Adrian, George, Peter, Sofia e Tamina
Galleria P420 is proud to present the group show Adrian, George, Peter, Sofia e Tamina.
Five artists, five painting processes, different geographical backgrounds, stories, battles with form. Adrian, George, Peter, Sofia e Tamina is a tribute to diversity within a single discipline, against the idea of necessary connection and networking.
Five personalities come together, displayed in the most forthright way possible in an exhibition whose title conveys only the first names of the artists. In one fell swoop the space of P420 hosts countless pictorial battles.
Adrian, George, Peter, Sofia e Tamina is an exhibition reflecting the firm conviction that painting – abstract or figurative – goes well beyond the image and the representation. This is why the selection contains forcefully process-based artists, who deploy human and visual intelligence in intuition and the time of making, also at the risk of doing harm, of sacrificing the refinement of the work in favor of a constructive and emotional violence that goes beyond the result, beyond the object, simply through action.

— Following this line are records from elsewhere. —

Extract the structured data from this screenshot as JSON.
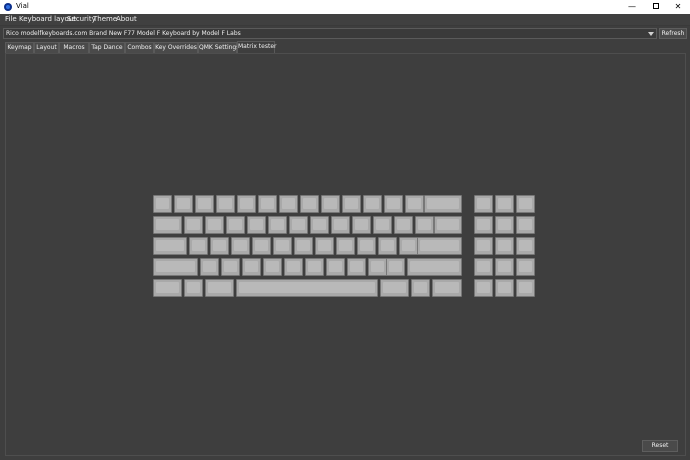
{
  "window": {
    "title": "Vial",
    "minimize_glyph": "—",
    "close_glyph": "✕",
    "icon": "vial-app-icon"
  },
  "menu": {
    "items": [
      "File",
      "Keyboard layout",
      "Security",
      "Theme",
      "About"
    ]
  },
  "device": {
    "selected": "Rico modelfkeyboards.com Brand New F77 Model F Keyboard by Model F Labs",
    "refresh_label": "Refresh"
  },
  "tabs": [
    {
      "label": "Keymap",
      "active": false
    },
    {
      "label": "Layout",
      "active": false
    },
    {
      "label": "Macros",
      "active": false
    },
    {
      "label": "Tap Dance",
      "active": false
    },
    {
      "label": "Combos",
      "active": false
    },
    {
      "label": "Key Overrides",
      "active": false
    },
    {
      "label": "QMK Settings",
      "active": false
    },
    {
      "label": "Matrix tester",
      "active": true
    }
  ],
  "matrix": {
    "reset_label": "Reset"
  },
  "colors": {
    "background": "#3e3e3e",
    "key_face": "#b9b9b9",
    "key_border": "#777777"
  }
}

The work of Polish artist Adrian Buschmann (Katowice, PL, 1976) takes us into the secret passages of the most refined, carefully plotted central European seduction; the painting is docile, silent, concealed behind a great range of imperceptible lines and expansive, elegant surfaces, revealing its character as an “open sister” of architecture and design of Austrian-German origin, cultivated by the surgical gaze of Adrian, urban wizard, intermittent commentator on society.
Absence of tonal contrast, languor and depth of pigment, dance, monolithic brushing together of bodies, compositions ruled by smooth flesh, burns on thick flesh: this is the realm of the English artist George Rouy (Sittingbourne, UK, 1994). His work is the standard bearer of the hope that in painting the body can return to being dangerous and rebellious; in the sensuality of his paintings, George is close to religious art.
The American Peter Shear (Beverly Farms, Massachusetts, US, 1980) experiments with a hundred different intuitions. In each work of his vast repertoire he focuses on a particular painterly challenge; each test is played out in a preset economy of means and a give, though unconscious, historical-artistic reference. His process is open, witty, highly intellectual without losing its intimacy which is forceful, aware of the edges of the painting, explosive and thick.
Italian painter Sofia Silva (Padova, IT, 1990) is a gambler, she plays in stark territories, on the pictorial razor’s edge. Her paintings and fabrics are cut with the sword of Joan of Arc, against any illusion, any technicism, any commonplaces, even against any opposite of commonplace, towards a crueler, Artaudian painting capable of expressing a violent female sexuality. Sofia presents.
German artist Tamina Amadyar (Kabul, AFG, 1989) limits her brushstrokes to areas of two colors whose interaction permits questioning of space and visual depth. Tamina’s luminous canvases speak of actions, making it possible to recognize the movements made by the body of the artist during painting process; they remind us that the work, whether abundant or spare, has to breathe and to embrace the time of silence, placing a finger before its lips.
The objective of Adrian, George, Peter, Sofia e Tamina is to be a difficult exhibition, happy to cause a slight headache.